/conversation

Primary LanguageJavaMIT LicenseMIT

Conversation

A simple no-assumptions, no-dependency library for writing reentrant stateful bots.

This library provides away to structure conversations, perhaps collect information along the way, while not requiring a persistent thread or process between requests.

Fundamentally, this is providing a state machine with simple namespaces or dialog references, and a built in way to index and continue the state machine on new messages--while contributing to the context state. The context is internally treated as an immutable value, so each state or step must return the context--mutated or copied with modifications. A Bot is a reference to the whole state machine, with a pointer to the first Dialog, each Dialog likewise has a pointer to the first Step. Upon a new message given to a Bot, it indexes the Dialog reference, defaulting to the Bot's rootDialog, then indexes the Step reference--a step is executed once per message. Steps cannot be chained within a converse action. Step implementations take a context and a message and are expected to return a StepResult of the new context (may be the same by reference mutated, or a new value of the same type), the next Dialog reference, and the next Step reference. Dialog and Step references are generically typed to the Conversation. However, use of a SimpleConversation requires the caller maintain and remember what the next Dialog and Step is with the StepResult from converse. As a a helper, an interface is added for a MemorizingConversation which uses a MemorizingContext such that the next Dialog and next Step are persisted to the context such that converse takes a context and a message. It will derive the Dialog and Step references and then return just a context. Lastly, a Builder utility class exists which can help create implementations using a fluent builder API.
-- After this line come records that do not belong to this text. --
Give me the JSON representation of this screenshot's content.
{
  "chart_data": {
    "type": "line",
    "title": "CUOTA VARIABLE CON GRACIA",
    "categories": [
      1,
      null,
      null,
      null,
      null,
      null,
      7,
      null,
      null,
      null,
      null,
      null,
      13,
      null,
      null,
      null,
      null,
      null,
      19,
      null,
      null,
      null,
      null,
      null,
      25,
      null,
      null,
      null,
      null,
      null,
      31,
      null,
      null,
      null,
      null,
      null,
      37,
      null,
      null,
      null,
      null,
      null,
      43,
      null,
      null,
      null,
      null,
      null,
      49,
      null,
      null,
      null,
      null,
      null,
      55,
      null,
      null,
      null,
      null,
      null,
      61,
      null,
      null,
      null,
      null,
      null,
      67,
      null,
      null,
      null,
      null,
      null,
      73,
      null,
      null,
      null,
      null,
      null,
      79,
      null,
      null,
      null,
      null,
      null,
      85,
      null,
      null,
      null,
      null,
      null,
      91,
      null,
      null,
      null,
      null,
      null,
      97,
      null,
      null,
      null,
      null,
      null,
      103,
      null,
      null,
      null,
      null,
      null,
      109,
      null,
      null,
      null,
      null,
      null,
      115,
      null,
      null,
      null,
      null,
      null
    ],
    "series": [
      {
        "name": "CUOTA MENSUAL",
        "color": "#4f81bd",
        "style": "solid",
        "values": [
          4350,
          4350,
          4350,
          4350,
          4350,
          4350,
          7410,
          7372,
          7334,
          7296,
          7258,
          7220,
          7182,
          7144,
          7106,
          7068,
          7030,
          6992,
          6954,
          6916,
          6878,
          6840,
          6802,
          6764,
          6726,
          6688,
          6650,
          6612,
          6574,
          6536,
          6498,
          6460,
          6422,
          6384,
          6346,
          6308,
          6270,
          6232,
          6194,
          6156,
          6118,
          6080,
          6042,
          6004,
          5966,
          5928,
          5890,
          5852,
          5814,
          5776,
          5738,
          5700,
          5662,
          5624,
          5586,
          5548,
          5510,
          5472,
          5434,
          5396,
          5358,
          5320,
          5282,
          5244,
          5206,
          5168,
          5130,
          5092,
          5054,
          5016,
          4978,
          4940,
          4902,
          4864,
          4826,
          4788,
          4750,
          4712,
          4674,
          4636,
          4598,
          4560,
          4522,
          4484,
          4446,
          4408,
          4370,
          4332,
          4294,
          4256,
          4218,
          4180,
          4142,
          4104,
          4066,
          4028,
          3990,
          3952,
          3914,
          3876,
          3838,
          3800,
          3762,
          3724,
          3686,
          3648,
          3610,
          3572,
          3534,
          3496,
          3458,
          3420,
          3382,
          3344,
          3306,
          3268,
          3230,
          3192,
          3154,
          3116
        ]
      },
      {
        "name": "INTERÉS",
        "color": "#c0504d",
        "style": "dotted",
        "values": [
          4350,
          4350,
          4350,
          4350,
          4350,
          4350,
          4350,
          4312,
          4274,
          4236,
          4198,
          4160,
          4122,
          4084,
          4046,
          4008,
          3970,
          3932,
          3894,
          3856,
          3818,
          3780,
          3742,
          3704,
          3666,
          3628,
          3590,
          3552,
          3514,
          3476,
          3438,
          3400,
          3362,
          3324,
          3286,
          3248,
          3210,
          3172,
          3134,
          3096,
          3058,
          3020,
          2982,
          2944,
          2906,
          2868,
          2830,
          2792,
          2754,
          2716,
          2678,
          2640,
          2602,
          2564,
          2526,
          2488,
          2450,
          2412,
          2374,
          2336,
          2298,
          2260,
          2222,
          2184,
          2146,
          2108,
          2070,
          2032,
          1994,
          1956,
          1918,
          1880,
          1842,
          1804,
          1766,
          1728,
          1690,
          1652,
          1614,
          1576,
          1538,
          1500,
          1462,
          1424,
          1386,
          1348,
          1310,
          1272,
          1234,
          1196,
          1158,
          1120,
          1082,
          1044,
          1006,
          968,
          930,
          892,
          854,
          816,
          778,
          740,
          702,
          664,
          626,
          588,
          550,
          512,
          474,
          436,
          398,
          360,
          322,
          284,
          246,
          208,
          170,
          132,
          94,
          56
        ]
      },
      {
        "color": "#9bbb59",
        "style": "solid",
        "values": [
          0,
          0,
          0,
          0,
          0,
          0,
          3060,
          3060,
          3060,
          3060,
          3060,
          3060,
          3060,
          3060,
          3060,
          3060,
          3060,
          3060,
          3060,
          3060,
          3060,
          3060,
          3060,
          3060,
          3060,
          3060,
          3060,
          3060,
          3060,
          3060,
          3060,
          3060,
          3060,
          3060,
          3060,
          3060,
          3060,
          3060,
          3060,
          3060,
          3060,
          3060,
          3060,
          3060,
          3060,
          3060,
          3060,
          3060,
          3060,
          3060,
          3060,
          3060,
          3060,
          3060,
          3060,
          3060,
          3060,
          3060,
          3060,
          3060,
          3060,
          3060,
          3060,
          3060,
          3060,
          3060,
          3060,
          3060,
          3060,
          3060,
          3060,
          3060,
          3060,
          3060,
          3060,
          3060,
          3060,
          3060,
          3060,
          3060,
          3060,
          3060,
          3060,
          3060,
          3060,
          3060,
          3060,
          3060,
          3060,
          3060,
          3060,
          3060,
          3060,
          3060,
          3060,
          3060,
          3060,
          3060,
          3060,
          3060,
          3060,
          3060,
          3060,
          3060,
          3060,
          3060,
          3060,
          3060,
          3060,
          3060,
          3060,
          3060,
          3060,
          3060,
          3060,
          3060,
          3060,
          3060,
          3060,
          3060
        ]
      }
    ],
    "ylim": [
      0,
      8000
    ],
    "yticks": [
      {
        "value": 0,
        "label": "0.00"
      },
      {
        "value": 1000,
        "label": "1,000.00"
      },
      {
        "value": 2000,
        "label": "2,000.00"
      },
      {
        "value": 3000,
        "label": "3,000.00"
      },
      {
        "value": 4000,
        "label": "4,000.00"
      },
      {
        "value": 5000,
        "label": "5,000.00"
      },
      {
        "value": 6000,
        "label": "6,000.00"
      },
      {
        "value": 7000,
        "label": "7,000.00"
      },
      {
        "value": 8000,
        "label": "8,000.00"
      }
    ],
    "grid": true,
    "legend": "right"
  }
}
It is up to the user to persist and provide the context for each incoming message. Side effects may occur within the Step functions, or be added to the context to be executed outside of the conversation.

Read-oriented IO, such as downloading an attachment on a message, should be safe to have inside of Step functions. However, do note that context should likely include whatever implementations are necessary to do IO. Side effects such as responding to the end user may be within or outside of the Step functions, so long as the intent is serialized on the context. It would be unwise to use multiple Step functions to accomplish an an action in response to a single end user message.


I plan to use https://jitpack.io to package this for my other projects.


This library is designed after implementing lisp based state machine bots for text games, using co-routines, actors, async await, and reviewing the bot framework from Microsoft. (Note, I have not actually used the bot framework from Microsoft.)

I plan to use it with Telegram, where the context is indexed by chat.id from the outside.